The averaged Pearson r across experimental repeats is used to represent the overall performance of a method. Variation in Pearson r and RMSE values across experimental repeats is visually inspected by comparing the minimum and maximum level across 10 experimental repeats, which help evaluate the reproducibility and stability of each method.

For reference-free deconvolution methods, where cell-type labels are not explicitly provided, we calculated pairwise Pearson correlations between the estimated and the known fractions and assign the unnamed cell type to the cell type with which it showed the highest correlation (Additional file 1: Fig. S18).

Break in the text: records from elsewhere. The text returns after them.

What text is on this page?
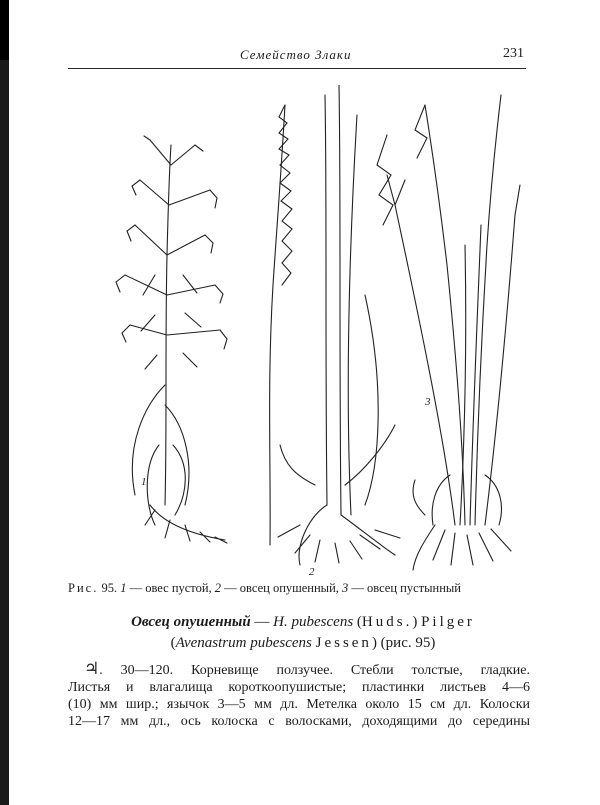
Семейство Злаки	231
1
2
3
Рис. 95. 1 — овес пустой, 2 — овсец опушенный, 3 — овсец пустынный
Овсец опушенный — H. pubescens (Huds.) Pilger
(Avenastrum pubescens Jessen) (рис. 95)
♃. 30—120. Корневище ползучее. Стебли толстые, гладкие.
Листья и влагалища короткоопушистые; пластинки листьев 4—6
(10) мм шир.; язычок 3—5 мм дл. Метелка около 15 см дл. Колоски
12—17 мм дл., ось колоска с волосками, доходящими до середины
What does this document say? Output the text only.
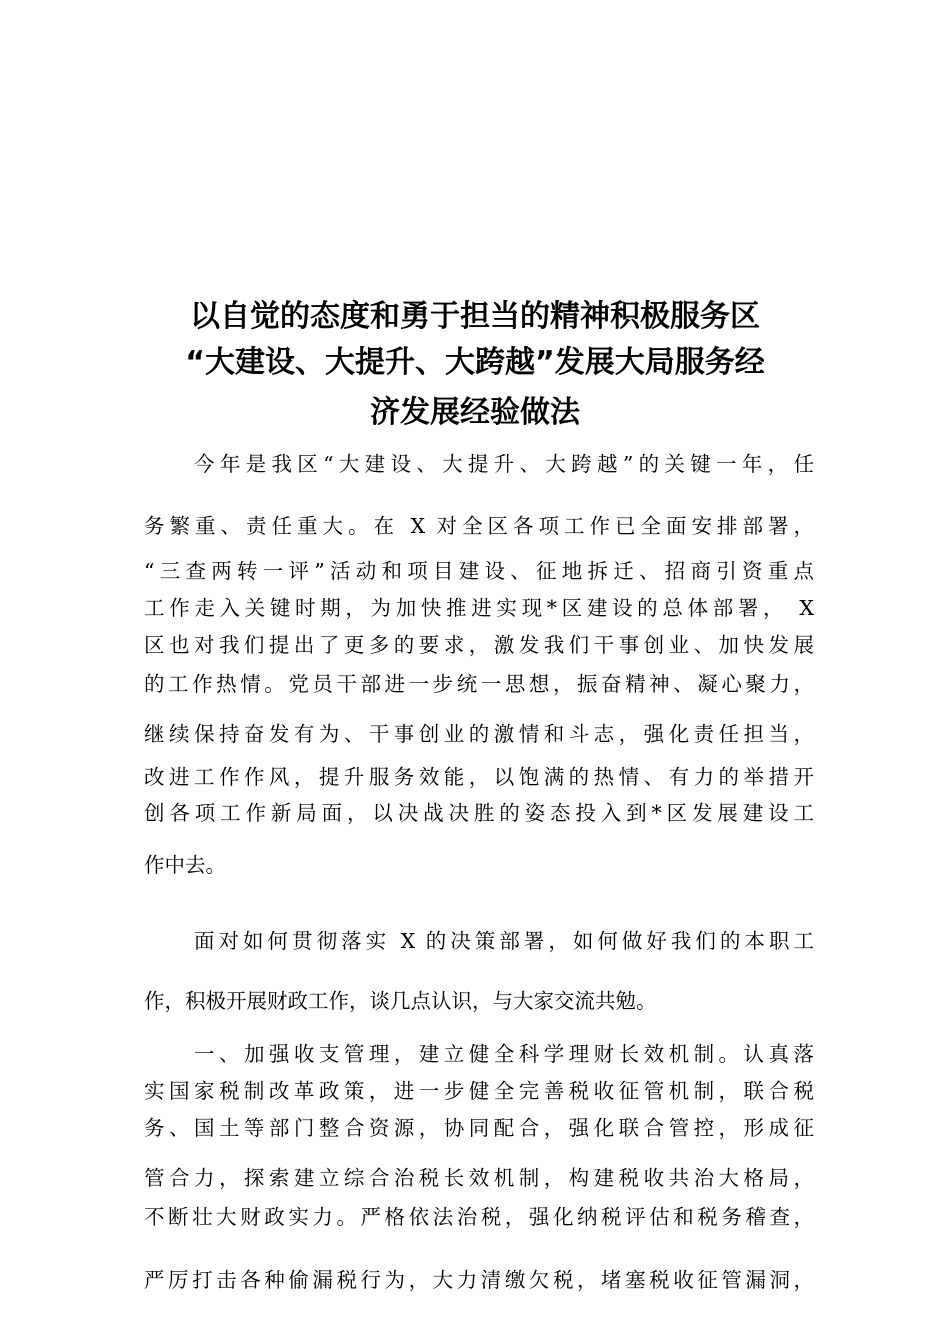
以自觉的态度和勇于担当的精神积极服务区
“大建设、大提升、大跨越”发展大局服务经
济发展经验做法
今年是我区“大建设、大提升、大跨越”的关键一年，任
务繁重、责任重大。在 X 对全区各项工作已全面安排部署，
“三查两转一评”活动和项目建设、征地拆迁、招商引资重点
工作走入关键时期，为加快推进实现*区建设的总体部署， X
区也对我们提出了更多的要求，激发我们干事创业、加快发展
的工作热情。党员干部进一步统一思想，振奋精神、凝心聚力，
继续保持奋发有为、干事创业的激情和斗志，强化责任担当，
改进工作作风，提升服务效能，以饱满的热情、有力的举措开
创各项工作新局面，以决战决胜的姿态投入到*区发展建设工
作中去。
面对如何贯彻落实 X 的决策部署，如何做好我们的本职工
作，积极开展财政工作，谈几点认识，与大家交流共勉。
一、加强收支管理，建立健全科学理财长效机制。认真落
实国家税制改革政策，进一步健全完善税收征管机制，联合税
务、国土等部门整合资源，协同配合，强化联合管控，形成征
管合力，探索建立综合治税长效机制，构建税收共治大格局，
不断壮大财政实力。严格依法治税，强化纳税评估和税务稽查，
严厉打击各种偷漏税行为，大力清缴欠税，堵塞税收征管漏洞，
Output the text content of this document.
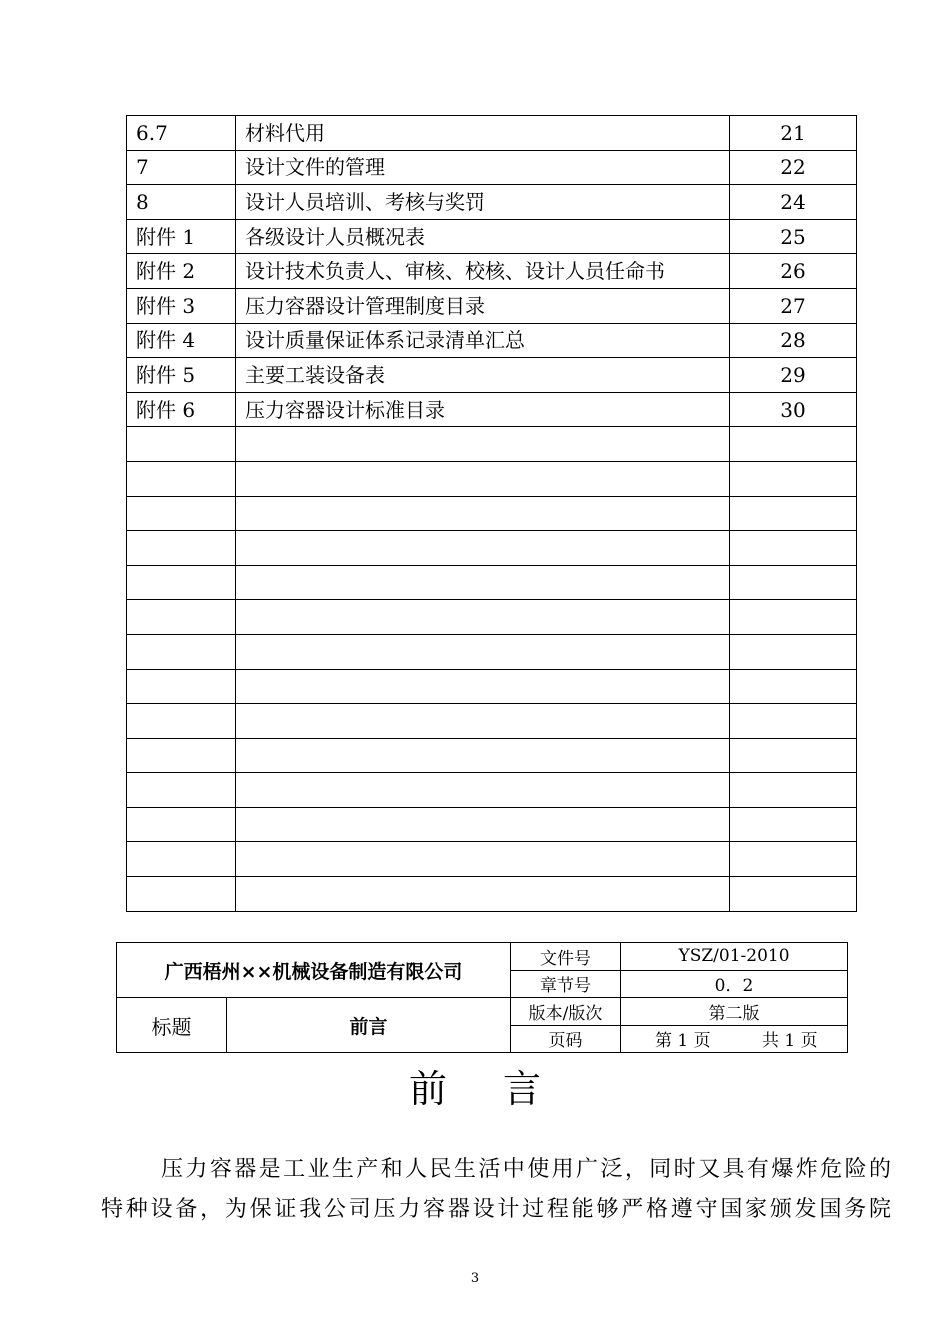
6.7	材料代用	21
7	设计文件的管理	22
8	设计人员培训、考核与奖罚	24
附件 1	各级设计人员概况表	25
附件 2	设计技术负责人、审核、校核、设计人员任命书	26
附件 3	压力容器设计管理制度目录	27
附件 4	设计质量保证体系记录清单汇总	28
附件 5	主要工装设备表	29
附件 6	压力容器设计标准目录	30

广西梧州××机械设备制造有限公司		文件号	YSZ/01-2010
		章节号	0．2
标题	前言	版本/版次	第二版
		页码	第 1 页 共 1 页
前 言

压力容器是工业生产和人民生活中使用广泛，同时又具有爆炸危险的

特种设备，为保证我公司压力容器设计过程能够严格遵守国家颁发国务院

3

Multi-linear regression model of deconvolution performance

In order to evaluate the impact of methodological choices on deconvolution performance for regression-based methods, we utilized a linear modeling approach. Specifically, we fitted a linear model using the lm() function in R to predict Pearson correlation coefficients based on various predictors, incorporating dataset and cell types as covariates. The model formula employed was:

$$\begin{aligned} \text {model} = lm( \text {correlation} \sim 1 + \text {regression}\_\text {choice} + \text {reference}\_\text {choice} + \text {dataset} \times \text {cell}\_\text {type}) \end{aligned}$$

We designated nnls as the baseline regression choice, and no selection with MuSiC regression as the baseline reference choice for comparison. The coefficients obtained from the model indicate, conditional on all other effects, the relative impact of a specific methodological choice over the baseline. Higher coefficients indicate a more significant impact of this methodological choice on overall performance. The model was fitted separately for bulk data simulated from different approaches, in order to explore the effect shift of methodological choices under different conditions.